Scenario #3: Texas A&M gets on board with the Longhorns regarding the Pac-10, and Texas, Texas A&M, Oklahoma, Oklahoma State, and Texas Tech join the Pac-10. The Pac-10 moves to sixteen teams, which likely drives the Big Ten to at least fourteen teams and perhaps sixteen as well (depending on how they view Notre Dame). The SEC is then forced to reconsider its position and take one more long look at expansion with an eye to the likes of Florida State, Miami, Georgia Tech, Clemson, Kansas, Missouri, North Carolina, Virginia Tech, Maryland, and others.
Hope for the best.
Update: 8:53 a.m.
Well, well, look back at scenario #1. The latest from Chip Brown has the Longhorns as the ultimate tease:
In a bombshell development that could bring a halt to seismic changes in college realignment, sources tell Orangebloods.com Texas has been convinced by a plan presented by commissioner Dan Beebe to stay in a 10-member Big 12.
UT officials are expected to announce their decision to remain in the Big 12 as early as Monday.
If that holds true, then it is all up to A&M. As mentioned earlier, regardless of whether or not Texas decides to stay in the Big XII, Texas A&M must stay at home as well for that to be a viable possibility. The Aggies could still blow the whole thing up and go to the SEC, but I imagine this would only significantly increase the pressure on them to remain in the Big XII, and thus would probably significantly increase the chances that they act accordingly as well.
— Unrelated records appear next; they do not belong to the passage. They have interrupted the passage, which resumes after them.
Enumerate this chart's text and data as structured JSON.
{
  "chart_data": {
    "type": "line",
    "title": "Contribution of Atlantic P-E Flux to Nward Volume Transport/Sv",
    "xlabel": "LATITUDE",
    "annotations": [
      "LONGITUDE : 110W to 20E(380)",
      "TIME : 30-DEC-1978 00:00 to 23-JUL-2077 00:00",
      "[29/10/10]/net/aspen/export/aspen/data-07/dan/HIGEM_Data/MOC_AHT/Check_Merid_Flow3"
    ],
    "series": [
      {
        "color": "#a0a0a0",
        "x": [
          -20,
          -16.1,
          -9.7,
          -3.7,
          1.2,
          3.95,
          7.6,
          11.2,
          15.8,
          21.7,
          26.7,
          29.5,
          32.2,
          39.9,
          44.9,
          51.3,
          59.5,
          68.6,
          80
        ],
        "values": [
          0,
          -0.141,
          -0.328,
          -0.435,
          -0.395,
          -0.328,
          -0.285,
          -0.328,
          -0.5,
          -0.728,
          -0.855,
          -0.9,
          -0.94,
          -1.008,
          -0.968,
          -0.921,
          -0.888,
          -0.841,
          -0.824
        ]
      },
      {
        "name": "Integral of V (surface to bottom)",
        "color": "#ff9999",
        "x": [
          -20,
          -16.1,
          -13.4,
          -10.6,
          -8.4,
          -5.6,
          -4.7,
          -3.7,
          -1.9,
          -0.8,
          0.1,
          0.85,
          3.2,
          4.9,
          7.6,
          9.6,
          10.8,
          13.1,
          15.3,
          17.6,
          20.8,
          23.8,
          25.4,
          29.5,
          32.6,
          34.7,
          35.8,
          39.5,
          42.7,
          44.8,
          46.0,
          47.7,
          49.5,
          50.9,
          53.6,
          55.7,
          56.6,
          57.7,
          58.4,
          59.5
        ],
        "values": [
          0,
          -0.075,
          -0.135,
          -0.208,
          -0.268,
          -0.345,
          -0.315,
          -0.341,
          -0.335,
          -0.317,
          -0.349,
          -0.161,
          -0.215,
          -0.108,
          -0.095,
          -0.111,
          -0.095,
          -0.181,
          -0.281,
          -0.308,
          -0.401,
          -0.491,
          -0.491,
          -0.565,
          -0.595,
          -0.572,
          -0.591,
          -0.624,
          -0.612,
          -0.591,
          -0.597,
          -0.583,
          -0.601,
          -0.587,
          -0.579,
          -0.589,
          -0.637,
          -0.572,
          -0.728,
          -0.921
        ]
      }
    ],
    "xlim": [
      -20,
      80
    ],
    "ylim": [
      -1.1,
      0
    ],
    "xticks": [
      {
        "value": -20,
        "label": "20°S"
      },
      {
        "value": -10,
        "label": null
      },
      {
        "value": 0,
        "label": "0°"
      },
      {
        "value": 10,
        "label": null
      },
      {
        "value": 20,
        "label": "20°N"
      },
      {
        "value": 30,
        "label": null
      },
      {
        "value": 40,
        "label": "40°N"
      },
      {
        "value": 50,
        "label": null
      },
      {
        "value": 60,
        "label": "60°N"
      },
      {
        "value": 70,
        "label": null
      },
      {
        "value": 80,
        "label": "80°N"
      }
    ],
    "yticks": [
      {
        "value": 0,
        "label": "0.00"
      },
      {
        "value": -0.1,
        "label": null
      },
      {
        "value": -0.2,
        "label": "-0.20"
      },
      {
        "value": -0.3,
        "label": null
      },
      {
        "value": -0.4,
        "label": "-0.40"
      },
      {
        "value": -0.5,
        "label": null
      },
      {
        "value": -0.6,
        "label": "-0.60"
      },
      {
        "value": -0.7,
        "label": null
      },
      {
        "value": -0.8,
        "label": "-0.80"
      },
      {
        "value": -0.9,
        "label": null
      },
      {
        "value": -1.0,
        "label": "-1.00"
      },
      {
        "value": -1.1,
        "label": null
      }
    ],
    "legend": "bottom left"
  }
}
Either way, stay tuned because this thing seemingly changes by the minute.
Update II: 9:30
In a nice way of saying it, Joe Schad effectively says that Chip Brown is full of shit:
The departure of Texas, Texas Tech, OU and OSU to Pac-10 is imminent, four Big 12 sources say
That update is as of four minutes ago. For what it's worth, I cannot find any other sources confirming Brown's report, which has been published for about 80 minutes now. Schad was the first to officially respond, even if indirectly, and his report is a denial. Andy Staples and Pete Thamel have yet to report anything on the subject one way or the other.